Stattdessen wird auch die deutsche Politik von Clinton ins Visier genommen - doch für Bundeskanzlerin Angela Merkel hat Clinton ausschließlich warme Worte übrig. "Während meiner Zeit als Außenministerin wuchs meine Bewunderung für diese entschlossene, kluge und ehrliche Frau, die mir gegenüber nie verhehlte, was sie dachte", so Clinton. Kennengelernt hatte sie Merkel bereits 1994, als sie als First Lady an der Seite ihres Ehemanns und des damaligen Präsidenten Bill Clinton nach Berlin reiste. Als eine "junge Frau, die es noch weit bringen wird" sei ihr die CDU-Politikerin damals vorgestellt worden.

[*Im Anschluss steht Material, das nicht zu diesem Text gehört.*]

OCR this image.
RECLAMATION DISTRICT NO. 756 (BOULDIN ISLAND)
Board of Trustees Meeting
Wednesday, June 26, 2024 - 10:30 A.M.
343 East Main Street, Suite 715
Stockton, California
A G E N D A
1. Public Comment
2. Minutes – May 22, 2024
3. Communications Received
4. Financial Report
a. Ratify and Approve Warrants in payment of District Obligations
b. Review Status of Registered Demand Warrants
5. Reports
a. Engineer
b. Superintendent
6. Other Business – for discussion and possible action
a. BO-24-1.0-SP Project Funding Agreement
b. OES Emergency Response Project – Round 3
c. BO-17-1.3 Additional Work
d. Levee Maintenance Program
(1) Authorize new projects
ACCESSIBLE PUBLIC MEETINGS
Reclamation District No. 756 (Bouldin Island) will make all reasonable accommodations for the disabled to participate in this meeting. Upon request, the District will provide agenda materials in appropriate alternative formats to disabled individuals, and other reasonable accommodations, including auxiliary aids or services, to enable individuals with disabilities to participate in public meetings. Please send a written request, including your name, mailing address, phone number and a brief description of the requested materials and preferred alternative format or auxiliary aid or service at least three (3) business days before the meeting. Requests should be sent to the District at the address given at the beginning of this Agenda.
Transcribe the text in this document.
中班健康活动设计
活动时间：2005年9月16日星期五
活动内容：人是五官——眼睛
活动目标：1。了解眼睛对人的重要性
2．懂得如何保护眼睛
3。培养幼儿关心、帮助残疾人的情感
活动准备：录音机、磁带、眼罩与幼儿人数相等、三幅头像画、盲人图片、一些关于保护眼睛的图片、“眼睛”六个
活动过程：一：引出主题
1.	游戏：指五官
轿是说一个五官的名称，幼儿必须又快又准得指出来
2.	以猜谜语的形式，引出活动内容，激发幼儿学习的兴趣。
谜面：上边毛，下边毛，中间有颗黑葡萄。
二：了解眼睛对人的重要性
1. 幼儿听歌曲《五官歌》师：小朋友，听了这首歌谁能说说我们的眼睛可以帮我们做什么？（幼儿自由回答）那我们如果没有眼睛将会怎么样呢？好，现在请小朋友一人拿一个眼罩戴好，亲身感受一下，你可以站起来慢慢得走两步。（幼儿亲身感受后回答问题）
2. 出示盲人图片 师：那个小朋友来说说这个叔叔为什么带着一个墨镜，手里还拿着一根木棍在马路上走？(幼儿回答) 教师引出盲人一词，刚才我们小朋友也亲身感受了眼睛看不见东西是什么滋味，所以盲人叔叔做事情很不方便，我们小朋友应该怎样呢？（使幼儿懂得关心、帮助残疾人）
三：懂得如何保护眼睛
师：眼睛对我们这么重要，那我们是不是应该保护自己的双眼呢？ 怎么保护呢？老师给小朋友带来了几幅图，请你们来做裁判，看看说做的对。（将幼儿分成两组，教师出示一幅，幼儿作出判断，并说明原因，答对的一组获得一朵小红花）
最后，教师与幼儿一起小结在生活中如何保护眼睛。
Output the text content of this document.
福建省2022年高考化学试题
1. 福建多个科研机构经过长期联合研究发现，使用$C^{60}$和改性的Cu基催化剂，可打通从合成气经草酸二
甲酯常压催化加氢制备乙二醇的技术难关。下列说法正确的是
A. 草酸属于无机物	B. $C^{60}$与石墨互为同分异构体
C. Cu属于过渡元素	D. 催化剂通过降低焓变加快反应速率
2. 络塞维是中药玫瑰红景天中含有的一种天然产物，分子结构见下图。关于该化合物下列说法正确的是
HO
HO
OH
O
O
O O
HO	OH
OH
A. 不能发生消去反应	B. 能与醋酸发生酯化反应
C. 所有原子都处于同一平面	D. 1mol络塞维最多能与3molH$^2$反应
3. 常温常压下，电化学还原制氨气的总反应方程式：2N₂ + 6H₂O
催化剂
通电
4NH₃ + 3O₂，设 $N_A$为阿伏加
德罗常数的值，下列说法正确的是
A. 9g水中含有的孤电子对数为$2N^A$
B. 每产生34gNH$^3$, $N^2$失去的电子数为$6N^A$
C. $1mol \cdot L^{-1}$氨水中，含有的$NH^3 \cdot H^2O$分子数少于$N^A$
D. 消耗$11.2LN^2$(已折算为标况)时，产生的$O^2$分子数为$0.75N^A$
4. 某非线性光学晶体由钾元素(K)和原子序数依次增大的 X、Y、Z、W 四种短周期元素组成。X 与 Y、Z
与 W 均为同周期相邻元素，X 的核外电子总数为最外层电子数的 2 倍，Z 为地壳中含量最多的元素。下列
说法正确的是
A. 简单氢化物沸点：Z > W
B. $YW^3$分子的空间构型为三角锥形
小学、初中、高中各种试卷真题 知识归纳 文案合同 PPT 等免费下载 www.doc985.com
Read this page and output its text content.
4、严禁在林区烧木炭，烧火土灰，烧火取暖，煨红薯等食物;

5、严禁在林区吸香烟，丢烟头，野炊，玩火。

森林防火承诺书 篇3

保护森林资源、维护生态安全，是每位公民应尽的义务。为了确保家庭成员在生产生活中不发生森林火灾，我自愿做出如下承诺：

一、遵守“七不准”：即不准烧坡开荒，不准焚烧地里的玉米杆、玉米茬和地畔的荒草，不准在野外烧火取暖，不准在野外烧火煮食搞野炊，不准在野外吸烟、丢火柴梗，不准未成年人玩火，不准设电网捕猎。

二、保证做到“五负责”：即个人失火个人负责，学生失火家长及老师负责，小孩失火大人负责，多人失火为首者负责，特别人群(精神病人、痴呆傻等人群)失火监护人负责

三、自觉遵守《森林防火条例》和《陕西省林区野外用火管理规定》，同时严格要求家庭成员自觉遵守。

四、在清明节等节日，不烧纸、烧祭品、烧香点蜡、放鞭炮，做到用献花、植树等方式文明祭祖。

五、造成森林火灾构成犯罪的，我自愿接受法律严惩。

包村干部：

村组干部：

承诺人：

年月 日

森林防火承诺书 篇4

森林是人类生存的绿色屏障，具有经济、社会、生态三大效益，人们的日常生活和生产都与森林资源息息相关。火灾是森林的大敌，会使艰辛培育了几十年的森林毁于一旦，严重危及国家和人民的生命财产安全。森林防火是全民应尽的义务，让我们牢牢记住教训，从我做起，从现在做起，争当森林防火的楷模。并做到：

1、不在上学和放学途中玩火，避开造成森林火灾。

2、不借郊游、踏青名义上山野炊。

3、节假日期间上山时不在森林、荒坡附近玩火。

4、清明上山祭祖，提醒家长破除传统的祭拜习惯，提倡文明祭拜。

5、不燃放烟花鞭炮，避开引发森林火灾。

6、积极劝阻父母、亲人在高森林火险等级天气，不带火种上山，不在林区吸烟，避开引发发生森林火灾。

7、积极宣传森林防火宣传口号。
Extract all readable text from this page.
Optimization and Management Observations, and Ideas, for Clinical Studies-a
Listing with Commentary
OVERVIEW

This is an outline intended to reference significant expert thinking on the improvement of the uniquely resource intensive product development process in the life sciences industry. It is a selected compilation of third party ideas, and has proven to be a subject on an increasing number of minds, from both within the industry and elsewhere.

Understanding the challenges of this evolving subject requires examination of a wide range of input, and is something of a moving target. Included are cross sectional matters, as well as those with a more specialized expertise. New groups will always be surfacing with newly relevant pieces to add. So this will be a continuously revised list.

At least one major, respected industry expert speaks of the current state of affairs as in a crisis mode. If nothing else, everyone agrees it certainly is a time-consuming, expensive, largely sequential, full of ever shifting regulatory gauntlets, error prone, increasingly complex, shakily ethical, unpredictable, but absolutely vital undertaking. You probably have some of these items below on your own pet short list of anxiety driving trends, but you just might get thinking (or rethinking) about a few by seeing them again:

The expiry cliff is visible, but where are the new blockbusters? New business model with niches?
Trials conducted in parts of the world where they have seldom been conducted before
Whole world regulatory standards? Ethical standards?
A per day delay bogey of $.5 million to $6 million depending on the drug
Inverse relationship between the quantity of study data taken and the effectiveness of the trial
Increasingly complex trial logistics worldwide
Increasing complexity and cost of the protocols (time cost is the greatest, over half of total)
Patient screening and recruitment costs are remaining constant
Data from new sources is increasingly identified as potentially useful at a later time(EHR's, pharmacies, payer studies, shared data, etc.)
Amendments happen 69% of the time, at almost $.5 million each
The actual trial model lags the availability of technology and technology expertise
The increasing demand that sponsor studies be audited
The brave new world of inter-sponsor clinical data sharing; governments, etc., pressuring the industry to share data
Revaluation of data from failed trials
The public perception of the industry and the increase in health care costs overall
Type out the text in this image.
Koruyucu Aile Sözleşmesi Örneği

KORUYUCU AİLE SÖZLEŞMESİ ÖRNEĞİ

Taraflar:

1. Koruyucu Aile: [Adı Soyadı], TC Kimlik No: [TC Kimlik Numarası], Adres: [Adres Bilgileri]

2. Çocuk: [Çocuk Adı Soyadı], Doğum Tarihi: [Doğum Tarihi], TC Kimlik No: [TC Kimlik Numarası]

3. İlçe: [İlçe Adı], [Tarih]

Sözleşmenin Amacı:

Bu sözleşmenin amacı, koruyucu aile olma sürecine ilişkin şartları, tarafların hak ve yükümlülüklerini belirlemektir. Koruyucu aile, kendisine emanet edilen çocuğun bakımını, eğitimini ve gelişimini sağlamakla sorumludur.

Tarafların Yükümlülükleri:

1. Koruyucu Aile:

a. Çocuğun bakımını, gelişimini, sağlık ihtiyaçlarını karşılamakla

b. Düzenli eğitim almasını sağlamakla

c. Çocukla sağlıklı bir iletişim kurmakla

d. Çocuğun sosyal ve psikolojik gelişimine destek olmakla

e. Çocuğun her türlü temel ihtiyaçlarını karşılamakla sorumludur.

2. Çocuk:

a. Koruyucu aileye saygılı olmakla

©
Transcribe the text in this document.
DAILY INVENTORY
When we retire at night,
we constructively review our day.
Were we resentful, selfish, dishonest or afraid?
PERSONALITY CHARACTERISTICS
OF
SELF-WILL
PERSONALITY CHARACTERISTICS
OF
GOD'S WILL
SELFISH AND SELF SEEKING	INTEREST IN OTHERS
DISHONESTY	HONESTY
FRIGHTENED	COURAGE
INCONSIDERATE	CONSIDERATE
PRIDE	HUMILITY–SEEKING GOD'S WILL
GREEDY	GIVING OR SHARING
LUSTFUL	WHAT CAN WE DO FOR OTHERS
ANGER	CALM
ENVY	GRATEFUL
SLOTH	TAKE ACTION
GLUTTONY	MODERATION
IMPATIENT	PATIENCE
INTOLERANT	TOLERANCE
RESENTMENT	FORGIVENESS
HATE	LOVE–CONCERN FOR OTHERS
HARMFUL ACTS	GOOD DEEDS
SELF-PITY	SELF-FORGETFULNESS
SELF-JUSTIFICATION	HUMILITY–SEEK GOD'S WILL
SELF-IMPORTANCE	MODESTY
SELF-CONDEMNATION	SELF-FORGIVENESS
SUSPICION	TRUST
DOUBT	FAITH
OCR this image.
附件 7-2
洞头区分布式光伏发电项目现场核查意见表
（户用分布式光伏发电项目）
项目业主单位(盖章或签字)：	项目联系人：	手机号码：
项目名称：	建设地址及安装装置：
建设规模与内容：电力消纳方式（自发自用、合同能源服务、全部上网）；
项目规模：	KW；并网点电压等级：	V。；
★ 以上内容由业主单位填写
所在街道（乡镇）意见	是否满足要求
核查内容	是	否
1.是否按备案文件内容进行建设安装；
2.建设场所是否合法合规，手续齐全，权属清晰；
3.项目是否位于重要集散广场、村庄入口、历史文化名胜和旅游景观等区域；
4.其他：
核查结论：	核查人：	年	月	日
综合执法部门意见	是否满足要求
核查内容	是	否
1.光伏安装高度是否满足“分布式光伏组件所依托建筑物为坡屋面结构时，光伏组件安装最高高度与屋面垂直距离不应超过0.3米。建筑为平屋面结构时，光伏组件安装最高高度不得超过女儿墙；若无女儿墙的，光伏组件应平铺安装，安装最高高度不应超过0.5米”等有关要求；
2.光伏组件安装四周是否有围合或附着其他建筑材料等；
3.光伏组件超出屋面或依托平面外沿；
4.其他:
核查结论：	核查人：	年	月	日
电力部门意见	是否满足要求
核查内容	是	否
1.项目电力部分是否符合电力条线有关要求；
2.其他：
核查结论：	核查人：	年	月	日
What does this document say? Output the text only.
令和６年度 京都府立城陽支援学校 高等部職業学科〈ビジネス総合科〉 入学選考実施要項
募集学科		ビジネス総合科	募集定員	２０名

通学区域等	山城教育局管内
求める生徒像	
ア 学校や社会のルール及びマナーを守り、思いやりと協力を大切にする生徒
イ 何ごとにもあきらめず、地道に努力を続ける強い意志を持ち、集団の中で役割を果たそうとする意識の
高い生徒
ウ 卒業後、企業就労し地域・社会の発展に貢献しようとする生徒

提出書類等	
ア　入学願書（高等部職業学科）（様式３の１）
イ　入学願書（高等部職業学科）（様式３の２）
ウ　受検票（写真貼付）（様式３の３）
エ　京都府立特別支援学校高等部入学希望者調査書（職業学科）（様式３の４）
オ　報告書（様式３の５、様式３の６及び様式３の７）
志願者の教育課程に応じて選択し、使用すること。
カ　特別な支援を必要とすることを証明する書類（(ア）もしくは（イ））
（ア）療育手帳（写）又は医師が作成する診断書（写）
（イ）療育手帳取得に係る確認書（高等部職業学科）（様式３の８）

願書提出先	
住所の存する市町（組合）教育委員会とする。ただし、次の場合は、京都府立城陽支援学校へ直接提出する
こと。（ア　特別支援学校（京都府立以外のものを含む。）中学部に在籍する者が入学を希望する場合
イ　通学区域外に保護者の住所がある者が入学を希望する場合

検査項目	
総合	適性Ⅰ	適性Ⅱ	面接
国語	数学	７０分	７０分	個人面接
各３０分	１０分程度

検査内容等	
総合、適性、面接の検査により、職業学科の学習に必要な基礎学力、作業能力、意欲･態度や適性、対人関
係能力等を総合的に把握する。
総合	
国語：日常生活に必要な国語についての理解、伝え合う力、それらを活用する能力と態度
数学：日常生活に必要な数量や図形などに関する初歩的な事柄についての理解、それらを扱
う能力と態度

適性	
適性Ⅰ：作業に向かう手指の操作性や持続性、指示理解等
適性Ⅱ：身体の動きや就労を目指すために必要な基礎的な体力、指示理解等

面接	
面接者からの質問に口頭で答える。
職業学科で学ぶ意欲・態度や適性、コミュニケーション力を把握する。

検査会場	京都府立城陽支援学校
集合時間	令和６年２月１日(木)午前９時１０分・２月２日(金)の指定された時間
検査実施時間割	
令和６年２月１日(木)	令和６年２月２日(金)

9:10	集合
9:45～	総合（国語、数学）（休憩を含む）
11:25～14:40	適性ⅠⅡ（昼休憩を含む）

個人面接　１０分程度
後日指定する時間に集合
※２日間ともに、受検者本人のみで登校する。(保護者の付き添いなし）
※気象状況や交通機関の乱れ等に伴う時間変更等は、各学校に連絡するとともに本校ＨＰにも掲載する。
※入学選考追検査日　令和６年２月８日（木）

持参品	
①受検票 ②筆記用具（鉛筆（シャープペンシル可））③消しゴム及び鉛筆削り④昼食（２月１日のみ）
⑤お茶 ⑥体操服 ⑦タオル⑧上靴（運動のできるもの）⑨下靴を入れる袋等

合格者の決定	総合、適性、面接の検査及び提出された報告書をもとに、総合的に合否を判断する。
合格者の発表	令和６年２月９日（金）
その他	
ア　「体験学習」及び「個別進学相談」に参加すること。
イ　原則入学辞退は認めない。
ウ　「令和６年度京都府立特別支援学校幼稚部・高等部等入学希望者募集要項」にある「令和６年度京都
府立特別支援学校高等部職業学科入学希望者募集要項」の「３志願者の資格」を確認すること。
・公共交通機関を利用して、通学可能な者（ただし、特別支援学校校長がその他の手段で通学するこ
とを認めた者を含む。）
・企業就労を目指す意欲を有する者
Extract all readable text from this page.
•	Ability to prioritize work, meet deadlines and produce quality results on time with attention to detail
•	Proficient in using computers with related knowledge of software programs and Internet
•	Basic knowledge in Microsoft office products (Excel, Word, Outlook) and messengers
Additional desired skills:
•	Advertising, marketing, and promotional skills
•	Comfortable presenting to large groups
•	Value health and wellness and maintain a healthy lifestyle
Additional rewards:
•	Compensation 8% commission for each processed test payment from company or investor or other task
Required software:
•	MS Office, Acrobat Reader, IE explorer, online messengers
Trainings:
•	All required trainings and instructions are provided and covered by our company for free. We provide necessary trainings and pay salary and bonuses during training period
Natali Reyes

Seit dieser Zeit hatte sie nach eigener Aussage mit der Bundeskanzlerin Kontakt gehalten. Vor allem bei Themen wie Gesundheit und Umwelt habe Merkel den "ehrwürdigen" Männerclub in Europa aufgewirbelt. "Es war herzerfrischend zu beobachten, wie Angela Leben in die Bude brachte." Auch für Merkels Verhalten in der Eurokrise fand Clinton lobende Worte und attestierte ihr eine "unbeirrbare Entschlossenheit." Eine Frau als Staatschef einer großen Landes - aus Sicht der Clinton-Biographin Christiane Oppermann spielt auch Merkels Geschlecht eine wichtige Rolle für die offen gezeigte Sympathie. Für eine mögliche Präsidentschaftskandidatur kann das nicht schaden.